Sí, los malos pensamientos te ensombrecen y no te queda otra que pedir un plato de “alcahueses”, que diría mi J., ese adalid de los ripios cultos. El camarero relamido te mira raro, pero debes poner tal cara que no dice ni mu, el hombre. Los comensales se frotan las manos: a las rubias también les dan plantón. Son unos mezquinos y encima no paran de comer. Te suena la tripa. La venenosa no aparece.

“Señorita, disculpe, ¿va seguir esperando o quiere que le traigamos ya el primero?”. El relamido del camarero quiere saber y lo pregunta en un tono de barítono trasnochado que escuchan hasta en la cocina. “La señorita quiere ser invisible o, en su defecto, meterse un chispazo de gin, pero está feo, no?”. Veinticinco minutos. Necesitas una estrategia o una retirada digna. Pides el teléfono al relamido, tragándote el orgullo. Llamas a J para que llame a la chunga. “Dile a ésa que si no se presenta en cero cona dos nanosegundos le va a prestar el chanelazo su madre, que en gloria esté”.

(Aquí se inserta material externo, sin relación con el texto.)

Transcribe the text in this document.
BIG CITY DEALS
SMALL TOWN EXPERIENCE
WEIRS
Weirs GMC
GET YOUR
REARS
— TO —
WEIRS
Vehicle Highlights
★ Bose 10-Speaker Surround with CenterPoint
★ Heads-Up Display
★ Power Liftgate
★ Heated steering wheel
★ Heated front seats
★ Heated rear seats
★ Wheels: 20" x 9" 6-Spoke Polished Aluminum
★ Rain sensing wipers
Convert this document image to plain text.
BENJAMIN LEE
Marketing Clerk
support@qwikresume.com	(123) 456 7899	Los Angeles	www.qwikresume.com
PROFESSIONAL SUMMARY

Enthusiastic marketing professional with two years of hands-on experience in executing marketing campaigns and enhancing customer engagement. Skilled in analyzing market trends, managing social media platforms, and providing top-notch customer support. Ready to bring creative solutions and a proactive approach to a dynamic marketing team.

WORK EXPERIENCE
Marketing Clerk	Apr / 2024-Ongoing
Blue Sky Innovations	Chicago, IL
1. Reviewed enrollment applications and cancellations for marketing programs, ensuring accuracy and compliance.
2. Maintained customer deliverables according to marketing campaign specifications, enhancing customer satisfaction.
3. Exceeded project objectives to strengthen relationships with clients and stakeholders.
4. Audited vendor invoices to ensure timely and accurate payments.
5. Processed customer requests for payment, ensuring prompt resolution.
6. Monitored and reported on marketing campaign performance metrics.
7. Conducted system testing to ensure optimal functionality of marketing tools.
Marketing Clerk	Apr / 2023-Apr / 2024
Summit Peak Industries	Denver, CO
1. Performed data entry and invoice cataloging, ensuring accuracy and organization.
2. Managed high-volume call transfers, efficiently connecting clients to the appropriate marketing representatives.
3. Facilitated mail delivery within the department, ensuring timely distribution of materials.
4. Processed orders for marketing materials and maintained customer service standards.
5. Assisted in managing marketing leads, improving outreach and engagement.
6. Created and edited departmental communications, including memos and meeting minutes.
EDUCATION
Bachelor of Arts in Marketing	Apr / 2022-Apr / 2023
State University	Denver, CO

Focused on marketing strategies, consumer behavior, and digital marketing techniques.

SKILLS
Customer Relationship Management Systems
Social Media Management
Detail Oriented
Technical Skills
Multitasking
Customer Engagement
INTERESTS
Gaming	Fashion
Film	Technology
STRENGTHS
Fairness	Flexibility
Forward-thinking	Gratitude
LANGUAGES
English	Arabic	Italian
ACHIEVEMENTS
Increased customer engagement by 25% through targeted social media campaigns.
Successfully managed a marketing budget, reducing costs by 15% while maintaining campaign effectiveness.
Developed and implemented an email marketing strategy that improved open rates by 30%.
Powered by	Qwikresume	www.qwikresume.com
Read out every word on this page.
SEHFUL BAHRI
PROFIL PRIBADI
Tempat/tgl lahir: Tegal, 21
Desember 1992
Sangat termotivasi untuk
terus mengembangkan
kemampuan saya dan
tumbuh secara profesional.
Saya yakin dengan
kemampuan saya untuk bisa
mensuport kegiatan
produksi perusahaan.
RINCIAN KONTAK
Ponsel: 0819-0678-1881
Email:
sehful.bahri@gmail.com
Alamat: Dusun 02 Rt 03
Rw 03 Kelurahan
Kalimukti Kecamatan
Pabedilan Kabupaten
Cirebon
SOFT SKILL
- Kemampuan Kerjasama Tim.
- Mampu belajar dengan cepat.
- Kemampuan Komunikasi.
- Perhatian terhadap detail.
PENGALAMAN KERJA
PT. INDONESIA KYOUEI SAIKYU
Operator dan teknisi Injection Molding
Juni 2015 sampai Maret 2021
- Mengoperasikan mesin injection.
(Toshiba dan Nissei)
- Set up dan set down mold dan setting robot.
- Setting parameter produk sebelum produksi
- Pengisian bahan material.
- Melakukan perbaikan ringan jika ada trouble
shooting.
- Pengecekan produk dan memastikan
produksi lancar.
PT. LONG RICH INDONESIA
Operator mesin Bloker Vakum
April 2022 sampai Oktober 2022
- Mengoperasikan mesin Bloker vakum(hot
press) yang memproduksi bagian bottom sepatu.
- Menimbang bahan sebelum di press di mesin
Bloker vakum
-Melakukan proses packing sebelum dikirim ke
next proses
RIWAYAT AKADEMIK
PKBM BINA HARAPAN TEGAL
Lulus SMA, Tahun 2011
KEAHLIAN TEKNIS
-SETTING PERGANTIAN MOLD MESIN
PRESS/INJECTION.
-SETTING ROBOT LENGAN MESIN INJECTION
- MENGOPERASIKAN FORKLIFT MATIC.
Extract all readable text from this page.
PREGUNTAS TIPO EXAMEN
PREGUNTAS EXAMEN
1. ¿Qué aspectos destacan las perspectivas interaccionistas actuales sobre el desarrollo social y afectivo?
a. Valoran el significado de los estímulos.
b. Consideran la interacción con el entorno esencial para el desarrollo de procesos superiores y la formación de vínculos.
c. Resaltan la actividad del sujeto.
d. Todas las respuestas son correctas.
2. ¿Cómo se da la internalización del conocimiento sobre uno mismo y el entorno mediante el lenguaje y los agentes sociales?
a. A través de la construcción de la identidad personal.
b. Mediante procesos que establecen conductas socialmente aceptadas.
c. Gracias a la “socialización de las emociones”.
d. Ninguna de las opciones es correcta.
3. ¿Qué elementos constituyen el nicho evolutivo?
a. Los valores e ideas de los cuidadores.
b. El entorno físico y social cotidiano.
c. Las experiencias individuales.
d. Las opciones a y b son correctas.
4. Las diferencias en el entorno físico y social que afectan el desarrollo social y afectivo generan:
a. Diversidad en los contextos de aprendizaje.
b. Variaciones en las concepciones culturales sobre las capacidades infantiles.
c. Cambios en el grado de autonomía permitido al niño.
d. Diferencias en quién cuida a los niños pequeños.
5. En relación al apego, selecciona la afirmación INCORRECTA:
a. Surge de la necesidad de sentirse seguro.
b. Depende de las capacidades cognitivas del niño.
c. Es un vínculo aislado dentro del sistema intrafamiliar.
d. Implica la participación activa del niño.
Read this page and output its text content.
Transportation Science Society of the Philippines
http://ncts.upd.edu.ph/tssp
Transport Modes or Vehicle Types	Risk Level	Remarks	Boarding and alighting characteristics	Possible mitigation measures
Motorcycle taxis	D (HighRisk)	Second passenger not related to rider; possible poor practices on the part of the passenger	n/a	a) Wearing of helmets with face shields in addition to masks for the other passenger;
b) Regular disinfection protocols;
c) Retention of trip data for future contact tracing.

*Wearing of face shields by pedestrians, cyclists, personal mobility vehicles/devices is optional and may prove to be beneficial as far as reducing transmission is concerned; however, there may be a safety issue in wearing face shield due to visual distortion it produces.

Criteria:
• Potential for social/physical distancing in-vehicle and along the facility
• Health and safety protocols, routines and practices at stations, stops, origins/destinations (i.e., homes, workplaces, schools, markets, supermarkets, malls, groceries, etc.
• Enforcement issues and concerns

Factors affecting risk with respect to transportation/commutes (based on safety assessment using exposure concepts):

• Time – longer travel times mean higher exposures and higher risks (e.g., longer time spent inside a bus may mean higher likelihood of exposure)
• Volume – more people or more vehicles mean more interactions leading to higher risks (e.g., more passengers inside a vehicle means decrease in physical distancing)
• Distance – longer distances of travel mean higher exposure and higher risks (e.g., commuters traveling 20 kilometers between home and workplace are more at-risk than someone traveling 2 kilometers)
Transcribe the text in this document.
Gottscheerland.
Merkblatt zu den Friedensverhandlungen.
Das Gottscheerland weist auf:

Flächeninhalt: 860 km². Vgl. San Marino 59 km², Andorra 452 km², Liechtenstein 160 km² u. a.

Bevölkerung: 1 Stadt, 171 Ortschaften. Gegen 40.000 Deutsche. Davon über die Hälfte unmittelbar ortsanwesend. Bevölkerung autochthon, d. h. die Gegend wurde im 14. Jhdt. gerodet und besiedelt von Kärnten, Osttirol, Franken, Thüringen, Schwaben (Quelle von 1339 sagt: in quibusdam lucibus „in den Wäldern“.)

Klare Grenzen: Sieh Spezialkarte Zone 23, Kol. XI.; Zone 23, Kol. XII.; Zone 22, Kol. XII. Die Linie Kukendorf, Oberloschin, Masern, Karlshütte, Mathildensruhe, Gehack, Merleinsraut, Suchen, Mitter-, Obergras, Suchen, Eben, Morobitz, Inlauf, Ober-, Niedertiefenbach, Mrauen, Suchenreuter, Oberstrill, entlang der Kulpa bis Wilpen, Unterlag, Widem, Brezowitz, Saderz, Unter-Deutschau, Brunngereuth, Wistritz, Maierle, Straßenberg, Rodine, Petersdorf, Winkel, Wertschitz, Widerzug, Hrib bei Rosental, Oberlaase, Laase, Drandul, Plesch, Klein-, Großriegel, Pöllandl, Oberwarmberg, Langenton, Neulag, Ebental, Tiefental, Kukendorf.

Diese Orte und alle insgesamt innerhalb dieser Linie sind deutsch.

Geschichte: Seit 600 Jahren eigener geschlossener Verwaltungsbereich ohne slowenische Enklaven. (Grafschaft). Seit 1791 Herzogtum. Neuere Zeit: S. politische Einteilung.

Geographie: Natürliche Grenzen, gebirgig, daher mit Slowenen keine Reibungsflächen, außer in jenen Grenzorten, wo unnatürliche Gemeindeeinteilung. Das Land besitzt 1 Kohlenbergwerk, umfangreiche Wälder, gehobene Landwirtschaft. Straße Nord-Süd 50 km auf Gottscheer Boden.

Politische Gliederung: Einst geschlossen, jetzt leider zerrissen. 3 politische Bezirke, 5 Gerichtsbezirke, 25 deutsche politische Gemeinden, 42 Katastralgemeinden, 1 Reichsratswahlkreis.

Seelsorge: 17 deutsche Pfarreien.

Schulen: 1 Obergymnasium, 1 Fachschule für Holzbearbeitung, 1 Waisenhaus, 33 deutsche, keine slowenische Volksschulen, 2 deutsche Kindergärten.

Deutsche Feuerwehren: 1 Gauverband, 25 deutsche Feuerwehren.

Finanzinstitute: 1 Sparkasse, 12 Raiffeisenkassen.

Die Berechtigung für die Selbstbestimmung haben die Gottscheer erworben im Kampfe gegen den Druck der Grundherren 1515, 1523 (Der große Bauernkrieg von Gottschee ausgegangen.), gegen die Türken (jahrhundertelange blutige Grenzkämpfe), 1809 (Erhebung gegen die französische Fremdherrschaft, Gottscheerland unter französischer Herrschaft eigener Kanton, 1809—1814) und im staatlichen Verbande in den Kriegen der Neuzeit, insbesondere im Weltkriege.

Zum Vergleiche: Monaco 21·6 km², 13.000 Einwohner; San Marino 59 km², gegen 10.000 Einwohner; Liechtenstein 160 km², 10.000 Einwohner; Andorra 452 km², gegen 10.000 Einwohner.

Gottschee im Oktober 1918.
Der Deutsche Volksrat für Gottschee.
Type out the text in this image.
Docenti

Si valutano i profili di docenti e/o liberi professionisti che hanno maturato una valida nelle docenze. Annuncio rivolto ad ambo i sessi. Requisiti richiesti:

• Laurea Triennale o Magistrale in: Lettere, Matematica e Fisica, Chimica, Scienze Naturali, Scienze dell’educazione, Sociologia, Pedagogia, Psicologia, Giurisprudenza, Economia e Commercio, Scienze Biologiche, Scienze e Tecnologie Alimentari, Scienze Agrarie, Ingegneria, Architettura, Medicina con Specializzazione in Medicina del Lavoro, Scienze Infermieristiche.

En esas que entra la interfecta por la puerta, con su sonrisa angelical y una buena excusa falsa en los labios; “Jamía, que el taxista ha tenido que realizar un simulacro de fuga por ataque nuclear y hemos acabado en el búnker de la Moncloa”. Tú sonríes por la ocurrencia y la besas sin acritú. Pero al camarero relamido le ordenas: “A ésta venenosa le va trayendo la ensalada con piedras y bichos”. Vengativa, la que más!